L’Union centrale est la première structure à œuvrer en France pour la reconnaissance du design, par l’intermédiaire du Centre de création industrielle (CCI), créé le 24 octobre 1969 grâce à François Mathey, aidé de François Barré, Yolande Amic et Yvonne Brunhammer.

Une institution dans l’institution pour la reconnaissance et la promotion du design

Dans la lignée de l’UAM, des Salons des arts ménagers et des expositions « Formes utiles », le CCI est véritablement envisagé comme un nouveau département de l’Union centrale, sans personnalité juridique distincte. La démarche est d’autant plus innovante qu’elle se distingue des missions traditionnelles du musée, même si l’esprit demeure en accord avec la pensée des fondateurs : « Ainsi, l’activité future de l’Union doit-elle être conçue comme dominée par la préoccupation d’apporter au public français l’un des moyens de vivre, non pas dans un décor plaisant, mais dans un univers où formes et fonctions, utilité et beauté, soient presque naturellement unies1. »

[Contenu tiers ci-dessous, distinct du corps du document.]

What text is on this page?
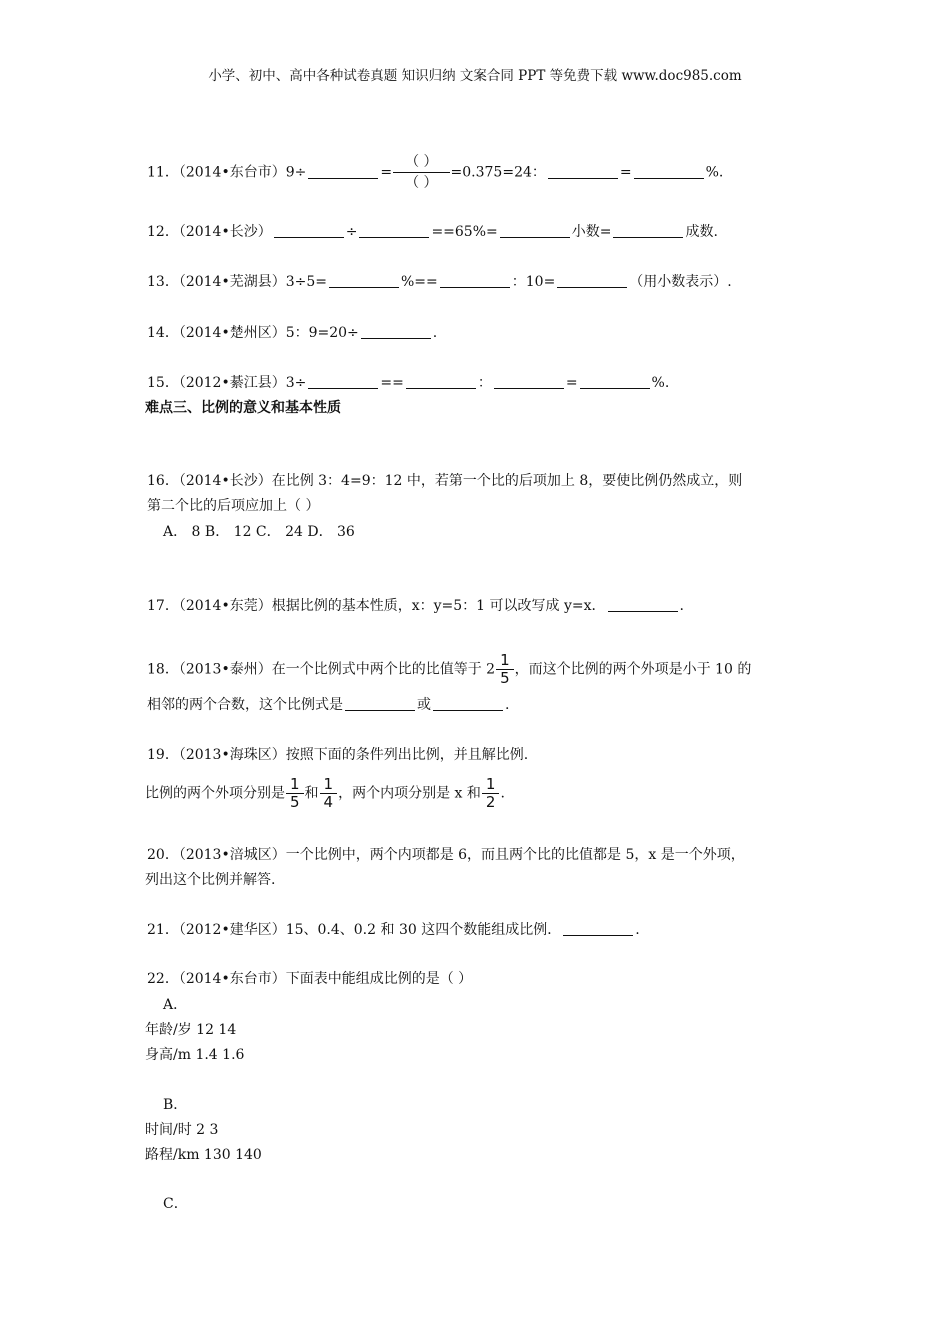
小学、初中、高中各种试卷真题 知识归纳 文案合同 PPT 等免费下载 www.doc985.com
11．（2014•东台市）9÷	= $\frac{( )}{( )} =0.375=24$：	=	%.
12．（2014•长沙）	÷	==65%=	小数=	成数.
13．（2014•芜湖县）3÷5=	%==	：10=	（用小数表示）.
14．（2014•楚州区）5：9=20÷	.
15．（2012•綦江县）3÷	==	：	=	%.
难点三、比例的意义和基本性质
16．（2014•长沙）在比例 3：4=9：12 中，若第一个比的后项加上 8，要使比例仍然成立，则
第二个比的后项应加上（ ）
A． 8 B． 12 C． 24 D． 36
17．（2014•东莞）根据比例的基本性质，x：y=5：1 可以改写成 y=x．	.
18．（2013•泰州）在一个比例式中两个比的比值等于 $2 \frac{1}{5}$ ，而这个比例的两个外项是小于 10 的
相邻的两个合数，这个比例式是	或	.
19．（2013•海珠区）按照下面的条件列出比例，并且解比例.
比例的两个外项分别是 $\frac{1}{5}$ 和 $\frac{1}{4}$ ，两个内项分别是 x 和 $\frac{1}{2}$ .
20．（2013•涪城区）一个比例中，两个内项都是 6，而且两个比的比值都是 5，x 是一个外项，
列出这个比例并解答.
21．（2012•建华区）15、0.4、0.2 和 30 这四个数能组成比例．	.
22．（2014•东台市）下面表中能组成比例的是（ ）
A．
年龄/岁 12 14
身高/m 1.4 1.6
B．
时间/时 2 3
路程/km 130 140
C．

Si la conception du musée a évolué au cours du siècle – « les musées constituent, non pas un répertoire de formes utilisables, mais un moyen privilégié de la familiarité avec le beau2 » – le CCI doit être le levier pour réaliser des objectifs historiques, révisés à l’aune du contexte contemporain. Le Centre occupe six salles aménagées sur deux niveaux du pavillon de Marsan, espace qui est étendu à la fin de l’année 1970 au pavillon X des Halles pour une partie des expositions.

Typologique. La méthode qui préside à la programmation des expositions, à la sélection des produits et à l’organisation du centre de documentation ambitionne de couvrir tous les domaines du quotidien. Elle repose sur quatorze thématiques, appelées « chapitres » : le chauffage, la cuisine, le sanitaire, la table, l’équipement mobilier, la lumière, le second œuvre, les revêtements muraux, les tapis et revêtements du sol, les textiles et le linge de maison, l’audiovisuel, les loisirs, le sport, enfin le mobilier urbain. Son champ d’action est précisément délimité : « Par son centre de documentation et par l’organisation d’expositions, le CCI a pour objet de promouvoir la connaissance et le développement d’une production industrielle témoignant d’une recherche structurelle et formelle cohérente3. » Le centre de documentation a pour mission de mettre à la disposition de tous les informations relatives aux produits de conception contemporaine et de fabrication industrielle, répondant aux critères d’originalité du dessin, de qualité fonctionnelle, de corrélation entre le prix de vente, la qualité technique et la durabilité de l’objet. Chaque produit retenu fait l’objet d’une fiche accompagnée de photographies. Au même titre que le Centre, la documentation offre un lieu de rencontres entre professionnels et consommateurs et un espace d’informations pour le public.

1Bibliothèque du MAD, archives, E3 / 1, article 2, note non signée du 10 avril 1968 intitulée «  L’avenir de l’Union Centrale des Arts Décoratifs  », p. 3.

2Ibid.

3Bibliothèque du MAD, archives, E3/ 1 article 2, extrait d’une note adressée aux partenaires du CCI.

Cinq designers pour une définition du design en 1969

L’exposition inaugurale « Qu’est-ce que le design ? », organisée du 24 octobre 1969 au 15 janvier 1970, pose d’emblée les enjeux identitaires du centre. Cinq designers internationaux y proposent leur définition et leur vision du design qui ne dispose pas encore de substrat théorique en tant que discipline indépendante. Roger Tallon, Joe Colombo, Charles Eames et Fritz Eichler se prêtent à l’exercice de l’entretien et répondent chacun aux vingt-six questions qui constituent le texte du catalogue, avec l’introduction du philosophe Henri Van Lier, les notices biographiques et l’essai de Verner Panton.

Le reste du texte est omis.